The path-breaking results of Furst, Saxe, and Sipser and of Ajtai in the early 1980s established that polynomial-sized constant depth circuits AC0 cannot compute PARITY. Since then, the small circuit classes AC0, ACC0, TC0, and NC1 have been the focus of fairly intensive investigation. In 1989, Barrington showed that constant-width circuits, and even branching programs, are equivalent to NC1. Subsequent work related branching programs over restricted monoids to the other aforementioned circuit classes.
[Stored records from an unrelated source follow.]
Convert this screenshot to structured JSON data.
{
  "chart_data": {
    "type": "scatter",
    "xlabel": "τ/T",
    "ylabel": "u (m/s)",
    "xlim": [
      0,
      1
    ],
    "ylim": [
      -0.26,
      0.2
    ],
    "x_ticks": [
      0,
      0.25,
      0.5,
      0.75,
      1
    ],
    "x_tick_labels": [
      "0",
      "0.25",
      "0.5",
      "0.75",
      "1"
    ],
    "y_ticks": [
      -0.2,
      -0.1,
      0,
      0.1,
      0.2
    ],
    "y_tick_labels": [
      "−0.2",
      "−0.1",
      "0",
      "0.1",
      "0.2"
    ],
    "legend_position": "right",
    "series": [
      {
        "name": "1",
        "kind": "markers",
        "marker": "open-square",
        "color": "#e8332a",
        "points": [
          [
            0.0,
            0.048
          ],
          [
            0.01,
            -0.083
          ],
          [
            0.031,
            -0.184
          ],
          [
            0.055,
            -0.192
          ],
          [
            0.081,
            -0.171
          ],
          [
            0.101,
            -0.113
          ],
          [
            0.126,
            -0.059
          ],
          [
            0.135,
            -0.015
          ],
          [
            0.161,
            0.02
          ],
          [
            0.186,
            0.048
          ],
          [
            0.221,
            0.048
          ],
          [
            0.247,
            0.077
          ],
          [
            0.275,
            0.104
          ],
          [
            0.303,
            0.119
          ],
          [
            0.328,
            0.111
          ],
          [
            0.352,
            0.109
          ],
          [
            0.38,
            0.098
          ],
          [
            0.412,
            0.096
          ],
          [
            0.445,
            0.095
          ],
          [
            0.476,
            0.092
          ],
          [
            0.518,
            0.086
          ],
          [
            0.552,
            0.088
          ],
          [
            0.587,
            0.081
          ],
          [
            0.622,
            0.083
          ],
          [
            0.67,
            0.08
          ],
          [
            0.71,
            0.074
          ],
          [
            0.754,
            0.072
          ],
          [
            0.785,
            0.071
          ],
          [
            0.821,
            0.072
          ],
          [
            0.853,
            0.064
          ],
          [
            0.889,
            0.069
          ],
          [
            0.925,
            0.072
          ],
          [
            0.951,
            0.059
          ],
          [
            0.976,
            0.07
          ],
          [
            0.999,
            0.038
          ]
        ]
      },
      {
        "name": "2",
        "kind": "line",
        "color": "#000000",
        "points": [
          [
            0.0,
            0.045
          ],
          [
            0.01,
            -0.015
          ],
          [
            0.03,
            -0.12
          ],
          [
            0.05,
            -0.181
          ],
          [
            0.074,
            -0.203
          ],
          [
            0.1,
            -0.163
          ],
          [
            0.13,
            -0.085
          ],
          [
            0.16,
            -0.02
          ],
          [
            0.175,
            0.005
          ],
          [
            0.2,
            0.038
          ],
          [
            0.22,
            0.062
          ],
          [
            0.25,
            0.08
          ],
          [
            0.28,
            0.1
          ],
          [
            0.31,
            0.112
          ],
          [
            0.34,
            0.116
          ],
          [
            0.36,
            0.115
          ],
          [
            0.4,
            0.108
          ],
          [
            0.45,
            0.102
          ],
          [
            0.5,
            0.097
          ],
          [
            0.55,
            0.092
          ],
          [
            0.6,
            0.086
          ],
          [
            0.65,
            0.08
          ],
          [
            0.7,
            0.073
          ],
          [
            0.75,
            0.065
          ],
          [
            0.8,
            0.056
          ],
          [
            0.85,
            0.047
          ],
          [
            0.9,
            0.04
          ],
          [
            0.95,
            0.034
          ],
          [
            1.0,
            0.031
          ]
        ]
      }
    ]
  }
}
A new thread of investigation, originating in the late 1990s, explored how powerful such branching programs and circuits are in the presence of geometric restrictions. This paper contributes to this latter thread, investigating the effect of imposing cylindricality on constant-width circuits and branching programs. Cylindricality lies between two well-studied restrictions: cylindrical drawings are planar but not necessarily upward planar, and not all planar graphs have cylindrical drawings. This paper shows that cylindrical branching programs can compute more functions than AC0; they can simulate circuits computing an AND of ORs of MODs whose inputs are computed in AC0. Since all known separations in the small complexity classes essentially hinge around the inability to compute some fixed MOD, cylindrical branching programs cannot be easily separated from higher classes. Nonetheless, they are not too powerful; this paper shows that functions computed by constant-width cylindrical circuits are all computable in ACC0. Placing the possibly larger class of constant-width planar circuits also in ACC0 was achieved by Hansen by furthering the techniques of this paper.
The proofs of the two main results of the paper are very different in flavor. The lower bound is determined by a direct and intuitive construction. The upper bound involves a reduction to the word problem over a finite monoid M, and a nice but technically involved proof establishing that cylindricality translates to the monoid M being solvable. The paper will be of general interest to complexity theorists, and will appeal highly to those working in circuit complexity.